The problem with that strategy comes on Friday night, when the riders choose which bike they want to run for qualifying and the race. The most likely scenario, based on the events of Qatar, is that Dani Pedrosa will elect to use either one type of bike or the other, and take the two machines of the same spec, leaving Nicky Hayden with the remaining two machines. So if Pedrosa likes the air valve engine, and believes it is sufficiently reliable, then he will take both of the bikes fitted with the pneumatic valves, leaving Nicky Hayden with the conventional steel spring valve bikes, or vice versa, depending on Pedrosa's preference. This would leave Hayden holding the short straw very publicly once again, possibly precipitating a move to Ducati - who are rumored to be chasing Hayden very hard - sooner rather than later.

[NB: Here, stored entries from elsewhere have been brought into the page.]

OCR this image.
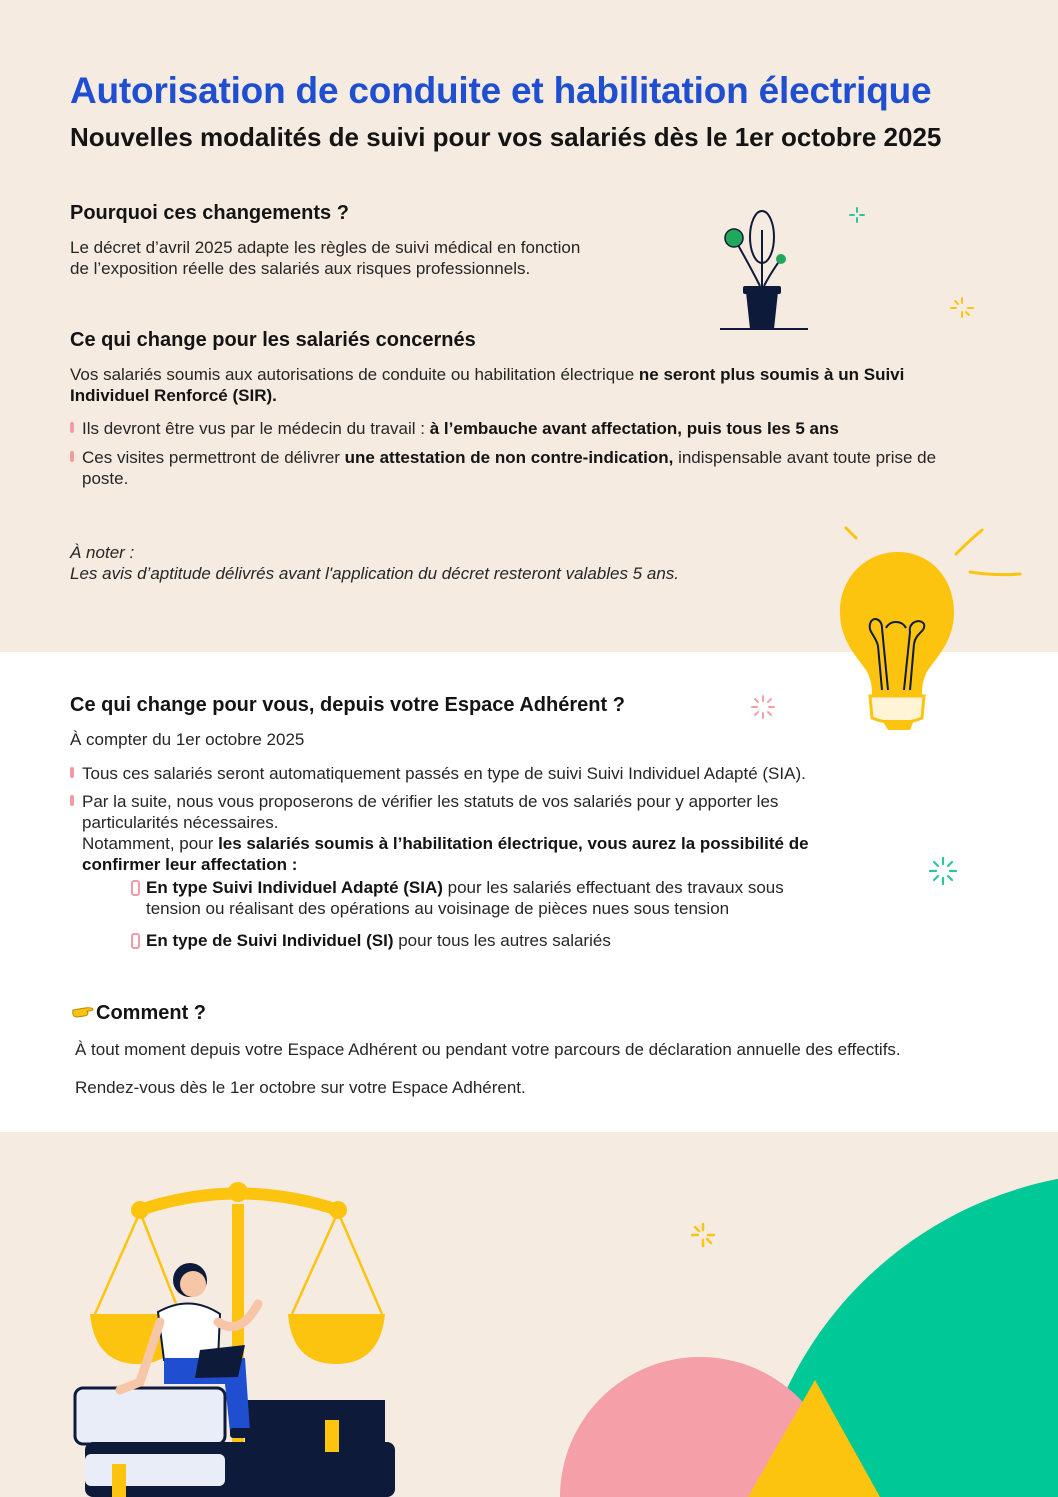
Autorisation de conduite et habilitation électrique
Nouvelles modalités de suivi pour vos salariés dès le 1er octobre 2025
Pourquoi ces changements ?

Le décret d’avril 2025 adapte les règles de suivi médical en fonction

de l’exposition réelle des salariés aux risques professionnels.

Ce qui change pour les salariés concernés

Vos salariés soumis aux autorisations de conduite ou habilitation électrique ne seront plus soumis à un Suivi Individuel Renforcé (SIR).

Ils devront être vus par le médecin du travail : à l’embauche avant affectation, puis tous les 5 ans
Ces visites permettront de délivrer une attestation de non contre-indication, indispensable avant toute prise de poste.
À noter :
Les avis d’aptitude délivrés avant l'application du décret resteront valables 5 ans.
Ce qui change pour vous, depuis votre Espace Adhérent ?

À compter du 1er octobre 2025

Tous ces salariés seront automatiquement passés en type de suivi Suivi Individuel Adapté (SIA).
Par la suite, nous vous proposerons de vérifier les statuts de vos salariés pour y apporter les
particularités nécessaires.
Notamment, pour les salariés soumis à l’habilitation électrique, vous aurez la possibilité de confirmer leur affectation :
En type Suivi Individuel Adapté (SIA) pour les salariés effectuant des travaux sous tension ou réalisant des opérations au voisinage de pièces nues sous tension
En type de Suivi Individuel (SI) pour tous les autres salariés
Comment ?

À tout moment depuis votre Espace Adhérent ou pendant votre parcours de déclaration annuelle des effectifs.

Rendez-vous dès le 1er octobre sur votre Espace Adhérent.
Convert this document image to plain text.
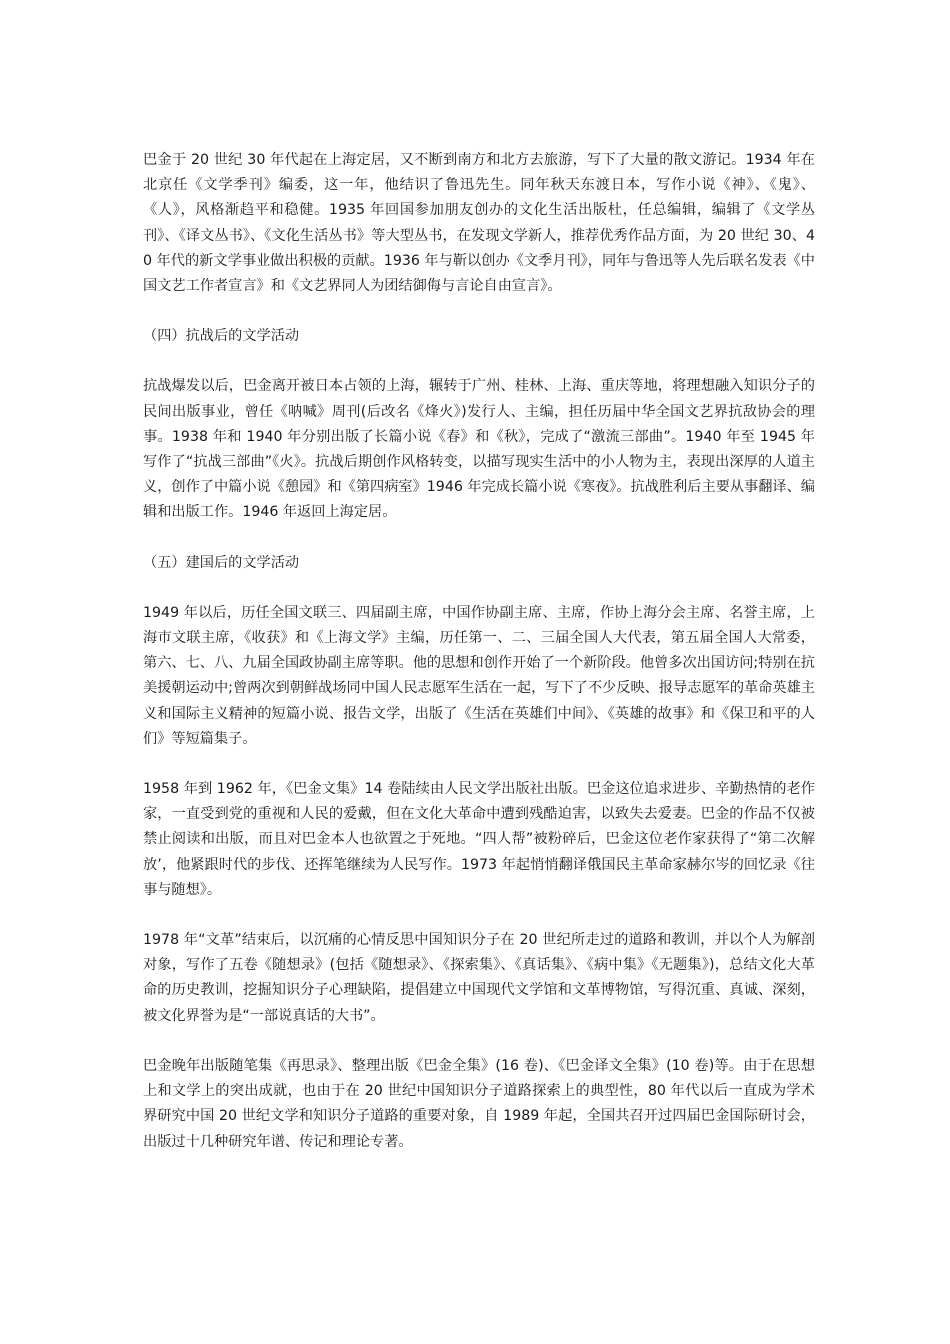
巴金于 20 世纪 30 年代起在上海定居，又不断到南方和北方去旅游，写下了大量的散文游记。1934 年在北京任《文学季刊》编委，这一年，他结识了鲁迅先生。同年秋天东渡日本，写作小说《神》、《鬼》、《人》，风格渐趋平和稳健。1935 年回国参加朋友创办的文化生活出版杜，任总编辑，编辑了《文学丛刊》、《译文丛书》、《文化生活丛书》等大型丛书，在发现文学新人，推荐优秀作品方面，为 20 世纪 30、40 年代的新文学事业做出积极的贡献。1936 年与靳以创办《文季月刊》，同年与鲁迅等人先后联名发表《中国文艺工作者宣言》和《文艺界同人为团结御侮与言论自由宣言》。

（四）抗战后的文学活动

抗战爆发以后，巴金离开被日本占领的上海，辗转于广州、桂林、上海、重庆等地，将理想融入知识分子的民间出版事业，曾任《呐喊》周刊(后改名《烽火》)发行人、主编，担任历届中华全国文艺界抗敌协会的理事。1938 年和 1940 年分别出版了长篇小说《春》和《秋》，完成了“激流三部曲”。1940 年至 1945 年写作了“抗战三部曲”《火》。抗战后期创作风格转变，以描写现实生活中的小人物为主，表现出深厚的人道主义，创作了中篇小说《憩园》和《第四病室》1946 年完成长篇小说《寒夜》。抗战胜利后主要从事翻译、编辑和出版工作。1946 年返回上海定居。

（五）建国后的文学活动

1949 年以后，历任全国文联三、四届副主席，中国作协副主席、主席，作协上海分会主席、名誉主席，上海市文联主席，《收获》和《上海文学》主编，历任第一、二、三届全国人大代表，第五届全国人大常委，第六、七、八、九届全国政协副主席等职。他的思想和创作开始了一个新阶段。他曾多次出国访问;特别在抗美援朝运动中;曾两次到朝鲜战场同中国人民志愿军生活在一起，写下了不少反映、报导志愿军的革命英雄主义和国际主义精神的短篇小说、报告文学，出版了《生活在英雄们中间》、《英雄的故事》和《保卫和平的人们》等短篇集子。

1958 年到 1962 年，《巴金文集》14 卷陆续由人民文学出版社出版。巴金这位追求进步、辛勤热情的老作家，一直受到党的重视和人民的爱戴，但在文化大革命中遭到残酷迫害，以致失去爱妻。巴金的作品不仅被禁止阅读和出版，而且对巴金本人也欲置之于死地。“四人帮”被粉碎后，巴金这位老作家获得了“第二次解放’，他紧跟时代的步伐、还挥笔继续为人民写作。1973 年起悄悄翻译俄国民主革命家赫尔岑的回忆录《往事与随想》。

1978 年“文革”结束后，以沉痛的心情反思中国知识分子在 20 世纪所走过的道路和教训，并以个人为解剖对象，写作了五卷《随想录》(包括《随想录》、《探索集》、《真话集》、《病中集》《无题集》)，总结文化大革命的历史教训，挖掘知识分子心理缺陷，提倡建立中国现代文学馆和文革博物馆，写得沉重、真诚、深刻，被文化界誉为是“一部说真话的大书”。

巴金晚年出版随笔集《再思录》、整理出版《巴金全集》(16 卷)、《巴金译文全集》(10 卷)等。由于在思想上和文学上的突出成就，也由于在 20 世纪中国知识分子道路探索上的典型性，80 年代以后一直成为学术界研究中国 20 世纪文学和知识分子道路的重要对象，自 1989 年起，全国共召开过四届巴金国际研讨会，出版过十几种研究年谱、传记和理论专著。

Although the simple solution would seem to be to just swap the air valve engine out and replace it with the spring valve lump, it isn't that easy. Honda tried to do this at Qatar, but the bike just didn't work. The pneumatic valves mean that the cylinder head is constructed differently, altering both the stiffness and the center of gravity of the engine. Using the frame tailored to the spring valve engine left the bike not feeling as it should, and for Jerez, HRC brought a new chassis, based on the frame for the pneumatic engine, but with revised stiffness. In reality, the only solution would be to supply both riders with 4 bikes, two of each type. But as stated before, that would make things so complex for both riders and teams that it is probably not a practical solution.

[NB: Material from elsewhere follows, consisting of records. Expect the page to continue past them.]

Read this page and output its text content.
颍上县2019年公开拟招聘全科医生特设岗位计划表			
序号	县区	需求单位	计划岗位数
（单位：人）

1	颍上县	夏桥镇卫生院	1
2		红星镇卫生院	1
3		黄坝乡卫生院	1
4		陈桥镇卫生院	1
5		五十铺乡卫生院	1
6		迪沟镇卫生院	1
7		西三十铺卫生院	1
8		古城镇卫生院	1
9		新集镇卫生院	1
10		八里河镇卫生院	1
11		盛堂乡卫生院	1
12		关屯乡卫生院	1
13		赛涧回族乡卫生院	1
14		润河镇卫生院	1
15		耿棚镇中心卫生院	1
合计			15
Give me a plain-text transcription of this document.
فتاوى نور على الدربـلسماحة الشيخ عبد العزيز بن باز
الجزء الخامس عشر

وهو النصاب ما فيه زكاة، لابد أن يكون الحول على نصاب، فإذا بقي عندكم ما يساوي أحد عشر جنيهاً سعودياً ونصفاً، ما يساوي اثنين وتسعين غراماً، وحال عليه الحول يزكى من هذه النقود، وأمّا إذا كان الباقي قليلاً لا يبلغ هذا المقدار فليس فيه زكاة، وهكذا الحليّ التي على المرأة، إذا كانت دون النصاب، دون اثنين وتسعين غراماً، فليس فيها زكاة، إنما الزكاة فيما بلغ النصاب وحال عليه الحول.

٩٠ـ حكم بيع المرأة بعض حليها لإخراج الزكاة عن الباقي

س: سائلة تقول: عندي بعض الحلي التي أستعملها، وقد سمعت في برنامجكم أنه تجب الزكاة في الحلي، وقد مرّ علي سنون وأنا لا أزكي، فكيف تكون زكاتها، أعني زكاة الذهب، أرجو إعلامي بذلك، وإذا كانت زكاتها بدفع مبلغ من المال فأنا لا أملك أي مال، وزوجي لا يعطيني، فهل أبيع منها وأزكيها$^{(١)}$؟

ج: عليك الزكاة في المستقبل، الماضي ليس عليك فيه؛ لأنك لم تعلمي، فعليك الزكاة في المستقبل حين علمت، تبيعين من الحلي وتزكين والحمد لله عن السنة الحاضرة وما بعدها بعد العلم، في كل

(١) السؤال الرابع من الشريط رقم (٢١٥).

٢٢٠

Reliability, or the perception of it, is likely to be the decisive factor. Both Pedrosa and Hayden are keenly aware of Valentino Rossi's experience at Misano, when Yamaha decided to field a new, relatively untested engine in an attempt to keep up with the rampant Ducati. Rossi was forced to retire after 5 laps, his engine having suffered a terminal failure. With Pedrosa standing joint top of the championship table, and Hayden keen to make amends for a disastrous title defense, neither man is likely to risk a smoky blow up on race day.